1. You will avoid mistakes caused by, e.g., running an old version of a script
   and including a figure that wasn't created after fixing a bug in the data
   processing pipeline.
2. Since your project is "runnable," it's more likely that someone else will be
   able to reuse part of your work to run it in a different context, thereby
   producing a bigger impact and accelerating the pace of discovery.
   If someone can take what you've done and use it to calculate a
   prediction, you have just produced truly useful knowledge.
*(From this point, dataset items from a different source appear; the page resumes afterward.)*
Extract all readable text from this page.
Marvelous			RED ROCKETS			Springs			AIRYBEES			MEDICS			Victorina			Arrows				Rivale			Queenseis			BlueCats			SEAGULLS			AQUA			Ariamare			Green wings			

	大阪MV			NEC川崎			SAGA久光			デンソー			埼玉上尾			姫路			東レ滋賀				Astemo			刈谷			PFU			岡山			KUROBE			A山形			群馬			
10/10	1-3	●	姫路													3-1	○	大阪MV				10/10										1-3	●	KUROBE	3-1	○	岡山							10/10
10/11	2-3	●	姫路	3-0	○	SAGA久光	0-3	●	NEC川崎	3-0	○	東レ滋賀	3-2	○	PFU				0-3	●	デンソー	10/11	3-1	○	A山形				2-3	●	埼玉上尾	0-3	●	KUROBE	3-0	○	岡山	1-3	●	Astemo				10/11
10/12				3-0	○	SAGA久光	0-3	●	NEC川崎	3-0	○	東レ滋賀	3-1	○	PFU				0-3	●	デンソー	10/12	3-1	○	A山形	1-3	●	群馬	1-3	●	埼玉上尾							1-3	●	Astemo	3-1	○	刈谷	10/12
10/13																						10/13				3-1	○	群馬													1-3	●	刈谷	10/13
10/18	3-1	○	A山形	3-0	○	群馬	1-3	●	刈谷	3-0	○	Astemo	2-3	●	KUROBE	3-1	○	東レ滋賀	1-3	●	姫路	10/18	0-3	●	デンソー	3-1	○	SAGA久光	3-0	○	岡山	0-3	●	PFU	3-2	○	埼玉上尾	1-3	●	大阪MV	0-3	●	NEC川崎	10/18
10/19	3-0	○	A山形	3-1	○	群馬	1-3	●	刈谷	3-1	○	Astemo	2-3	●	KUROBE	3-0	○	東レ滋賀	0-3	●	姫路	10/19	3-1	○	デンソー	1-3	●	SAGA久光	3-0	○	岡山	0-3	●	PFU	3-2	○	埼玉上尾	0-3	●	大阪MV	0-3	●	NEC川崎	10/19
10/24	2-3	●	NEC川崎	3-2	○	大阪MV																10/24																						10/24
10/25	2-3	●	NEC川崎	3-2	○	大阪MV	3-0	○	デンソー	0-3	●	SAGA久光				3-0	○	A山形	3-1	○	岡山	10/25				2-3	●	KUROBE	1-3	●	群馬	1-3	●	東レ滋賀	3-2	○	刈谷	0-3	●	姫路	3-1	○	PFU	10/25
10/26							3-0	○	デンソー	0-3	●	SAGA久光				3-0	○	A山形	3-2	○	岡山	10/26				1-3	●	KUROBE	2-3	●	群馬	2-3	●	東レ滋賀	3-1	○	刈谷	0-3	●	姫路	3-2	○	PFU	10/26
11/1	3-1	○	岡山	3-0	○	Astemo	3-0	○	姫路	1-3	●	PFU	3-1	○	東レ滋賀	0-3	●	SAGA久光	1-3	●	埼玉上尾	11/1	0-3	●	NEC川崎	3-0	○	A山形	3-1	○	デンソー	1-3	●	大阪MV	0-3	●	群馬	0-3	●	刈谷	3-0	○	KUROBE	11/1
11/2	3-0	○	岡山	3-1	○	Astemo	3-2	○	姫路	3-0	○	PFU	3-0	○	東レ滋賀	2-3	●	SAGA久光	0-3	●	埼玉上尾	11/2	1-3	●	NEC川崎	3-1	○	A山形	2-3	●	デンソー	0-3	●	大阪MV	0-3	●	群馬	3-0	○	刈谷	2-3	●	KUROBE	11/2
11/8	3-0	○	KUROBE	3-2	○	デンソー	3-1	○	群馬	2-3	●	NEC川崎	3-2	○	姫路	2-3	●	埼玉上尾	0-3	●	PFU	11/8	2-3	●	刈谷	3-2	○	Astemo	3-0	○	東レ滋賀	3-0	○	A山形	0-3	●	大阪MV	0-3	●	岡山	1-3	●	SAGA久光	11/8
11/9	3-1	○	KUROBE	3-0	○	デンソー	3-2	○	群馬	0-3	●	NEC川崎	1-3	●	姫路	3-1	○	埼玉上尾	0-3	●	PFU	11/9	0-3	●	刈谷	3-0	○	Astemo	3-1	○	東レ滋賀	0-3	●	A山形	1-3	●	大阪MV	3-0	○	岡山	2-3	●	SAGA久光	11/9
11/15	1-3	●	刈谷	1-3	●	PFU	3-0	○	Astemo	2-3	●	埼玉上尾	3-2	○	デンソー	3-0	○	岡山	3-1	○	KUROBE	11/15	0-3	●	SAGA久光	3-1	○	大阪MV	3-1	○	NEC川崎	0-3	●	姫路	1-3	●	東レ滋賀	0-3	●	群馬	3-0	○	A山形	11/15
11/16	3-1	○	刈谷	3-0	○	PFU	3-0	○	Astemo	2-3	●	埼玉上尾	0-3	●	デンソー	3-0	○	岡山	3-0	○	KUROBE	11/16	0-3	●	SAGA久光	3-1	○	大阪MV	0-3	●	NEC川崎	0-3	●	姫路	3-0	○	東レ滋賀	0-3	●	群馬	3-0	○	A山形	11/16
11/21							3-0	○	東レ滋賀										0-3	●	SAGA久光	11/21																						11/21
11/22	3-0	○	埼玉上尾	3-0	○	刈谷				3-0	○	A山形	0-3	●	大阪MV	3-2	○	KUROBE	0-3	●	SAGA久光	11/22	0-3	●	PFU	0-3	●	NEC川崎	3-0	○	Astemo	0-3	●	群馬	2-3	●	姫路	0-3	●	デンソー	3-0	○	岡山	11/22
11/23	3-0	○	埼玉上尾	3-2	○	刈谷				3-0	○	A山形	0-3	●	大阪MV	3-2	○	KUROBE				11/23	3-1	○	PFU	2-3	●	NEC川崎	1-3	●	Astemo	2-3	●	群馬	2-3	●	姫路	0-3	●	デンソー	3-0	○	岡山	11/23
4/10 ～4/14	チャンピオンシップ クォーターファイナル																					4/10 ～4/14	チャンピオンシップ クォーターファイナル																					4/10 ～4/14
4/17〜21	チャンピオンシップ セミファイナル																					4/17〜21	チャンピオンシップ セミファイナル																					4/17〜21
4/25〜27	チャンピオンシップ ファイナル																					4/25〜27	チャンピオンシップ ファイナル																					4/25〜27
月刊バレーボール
## Why another tool/platform?

Git, GitHub, DVC, Zenodo et al. are amazing tools/platforms, but their
use involves multiple fairly difficult learning curves.
Our goal is to provide a single tool and platform to unify all of these so
that there is a single, gentle learning curve.
However, it is not our goal to hide or replace these underlying components.
Advanced users can use them directly, but new users aren't forced to, which
helps them get up and running with less effort and training.
Calkit should help users understand what is going on under the hood without
forcing them to work at that lower level of abstraction.

## Installation

Simply run

```sh
pip install calkit-python
```

## Cloud integration

The Calkit cloud platform (https://calkit.io) serves as a project
management interface and a DVC remote for easily storing all versions of your
data/code/figures/publications, interacting with your collaborators,
reusing others' research artifacts, etc.

After signing up, visit the [settings](https://calkit.io/settings) page
and create a token.
Then run

```sh
calkit config set token ${YOUR_TOKEN_HERE}
```

Then, inside a project repo you'd like to connect to the cloud, run

```sh
calkit config setup-remote
```

This will setup the Calkit DVC remote, such that commands like `dvc push` will
allow you to push versions of your data or pipeline outputs to the cloud
for safe storage and sharing with your collaborators.

## How it works

Calkit creates a simple human-readable "database" inside the `calkit.yaml`
file, which serves as a way to store important information about the project,
e.g., what question(s) it seeks to answer,
what files should be considered datasets, figures, publications, etc.
The Calkit cloud reads this database and registers the various entities
as part of the entire ecosystem such that if a project is made public,
other researchers can find and reuse your work to accelerate their own.